The second half was spent on structures.
#lang typed/racket
(require typed/test-engine/racket-tests)
(require "../include/uchicago151.rkt")
(: factorial (Nonnegative-Integer -> Positive-Integer))
; Computes n!
(define (factorial n)
(cond
[(= n 0) 1]
[else (* n (factorial (- n 1)))]))
(check-expect (factorial 0) 1)
(check-expect (factorial 3) 6)
(check-expect (factorial 5) 120)
(check-expect (factorial 8) 40320)
; Untyped racket stuructures are defined like this:
;(define-struct Cylinder (r h))
(define-struct Cylinder
([r : Real]
[h : Real]))
(define cyl1 (make-Cylinder 3 4))
(: Cyl-Vol (Cylinder -> Real))
; Cyl-Vol computes the volume of a cylinder: pi * r^2 * h
(define (Cyl-Vol cyl)
(* pi
(sqr (Cylinder-r cyl))
(Cylinder-h cyl)))
(: Cyl-Double (Cylinder -> Cylinder))
; Doubles the size of a given cylinder
; Example: (Cyl-Double (make-Cylinder 2 5))
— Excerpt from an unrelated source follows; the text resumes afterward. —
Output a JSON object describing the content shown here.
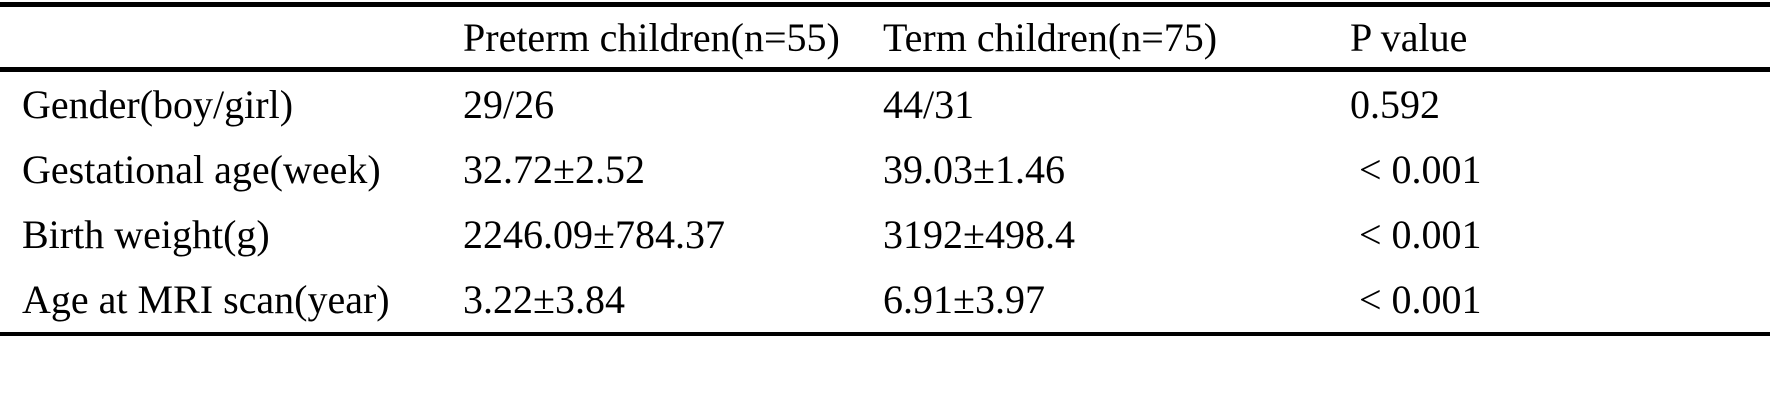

;; -> (make-Cylinder 4 10)
(define (Cyl-Double c)
(make-Cylinder (* 2 (Cylinder-r c))
(* 2 (Cylinder-h c))))
(define-struct Vec
([x : Real]
[y : Real]
[z : Real]))
(: mag (Vec -> Real))
(define (mag v)
(sqrt (+ (sqr (Vec-x v))
(sqr (Vec-y v))
(sqr (Vec-z v)))))
(check-expect (mag (make-Vec 3 4 0)) 5)
(: negate (Vec -> Vec))
(define (negate v)
(make-Vec
(- (Vec-x v))
(- (Vec-y v))
(- (Vec-z v))))
(check-expect (negate (make-Vec 3 2 -4))
(make-Vec -3 -2 4))
(: vec-add (Vec Vec -> Vec))
(define (vec-add u v)
(make-Vec
(+ (Vec-x u) (Vec-x v))
(+ (Vec-y u) (Vec-y v))
(+ (Vec-z u) (Vec-z v))))
(: vec-dot (Vec Vec -> Real))
(define (vec-dot u v)
(+ (* (Vec-x u) (Vec-x v))
(* (Vec-y u) (Vec-y v))
(* (Vec-z u) (Vec-z v))))
(test)